This is the judgment of Yuanta Securities in thematic report on assessing the impact of the interest rate cut by the State Bank of Vietnam (SBV).
Accordingly, this company said that the lowering of the regulating interest rate this time had a more positive impact on the banking system and might affect the economy more strongly than the rate cut for the 1st time in March. “A series of input interest rates for banks, especially the short-term deposit interest rates, which are sharply lower than the previous periods, will help banks reduce deposit costs significantly and support businesses to extend their debt and restructure loans. The liquidity of the banking system has been much more abundant”, the report acknowledged.
For businesses, Yuanta said that, in addition to extending and restructuring loans, reducing short-term lending rates by 0.5 percent might not really boost demand for credit from the business side.
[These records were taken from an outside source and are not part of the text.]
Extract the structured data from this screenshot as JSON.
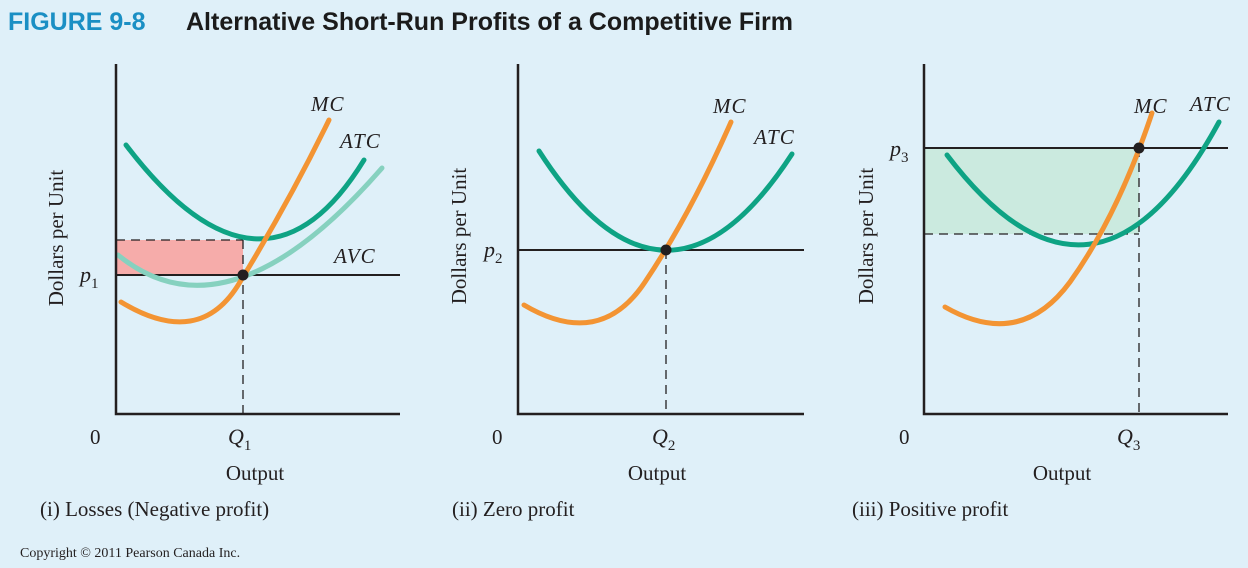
{
  "figure": {
    "number": "FIGURE 9-8",
    "title": "Alternative Short-Run Profits of a Competitive Firm"
  },
  "panels": [
    {
      "caption": "(i) Losses (Negative profit)",
      "y_axis_label": "Dollars per Unit",
      "x_axis_label": "Output",
      "origin_label": "0",
      "price_label": "p",
      "price_subscript": "1",
      "quantity_label": "Q",
      "quantity_subscript": "1",
      "curves": [
        "MC",
        "ATC",
        "AVC"
      ],
      "shaded_area": "loss",
      "equilibrium_point": {
        "description": "P = MC at Q1, below ATC"
      }
    },
    {
      "caption": "(ii) Zero profit",
      "y_axis_label": "Dollars per Unit",
      "x_axis_label": "Output",
      "origin_label": "0",
      "price_label": "p",
      "price_subscript": "2",
      "quantity_label": "Q",
      "quantity_subscript": "2",
      "curves": [
        "MC",
        "ATC"
      ],
      "shaded_area": "none",
      "equilibrium_point": {
        "description": "P = MC = minimum ATC at Q2"
      }
    },
    {
      "caption": "(iii) Positive profit",
      "y_axis_label": "Dollars per Unit",
      "x_axis_label": "Output",
      "origin_label": "0",
      "price_label": "p",
      "price_subscript": "3",
      "quantity_label": "Q",
      "quantity_subscript": "3",
      "curves": [
        "MC",
        "ATC"
      ],
      "shaded_area": "profit",
      "equilibrium_point": {
        "description": "P = MC at Q3, above ATC"
      }
    }
  ],
  "colors": {
    "background": "#dff0f9",
    "figure_number": "#1a8fc4",
    "mc": "#f39433",
    "atc": "#0ea384",
    "avc": "#86d1bf",
    "loss": "#f6acaa",
    "profit": "#cbeadf"
  },
  "copyright": "Copyright © 2011 Pearson Canada Inc."
}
“The low credit growth is not necessarily due to the lack of liquidity, but the key is still the question of whether the domestic and world pandemic situation is under control and does not come back, especially in the countries that have significant trade balance with Vietnam such as the US, EU, China and Japan.
Because if the investment demand is still weak, businesses will not borrow even if interest rates are low and banks will also be very careful in disbursement because of bad debt concerns,” the report explains.
However, the positive point is that Vietnam’s pandemic is now under control and the government will try to prevent the disease from coming again for the second time. In addition, boosting public investment in the last two quarters will help improve growth.
If in the last two years, the credit of other activities (including services) accounted for an increasing proportion (about 36.9%), this year the industry and construction is forecasted to grow compared to two years ago.
Yuanta Securities said that credit growth for the whole year of 2020 would be hard to reach the target of 14 percent set by SBV, which would only reach 9-10 percent if the public investment activities are well implemented.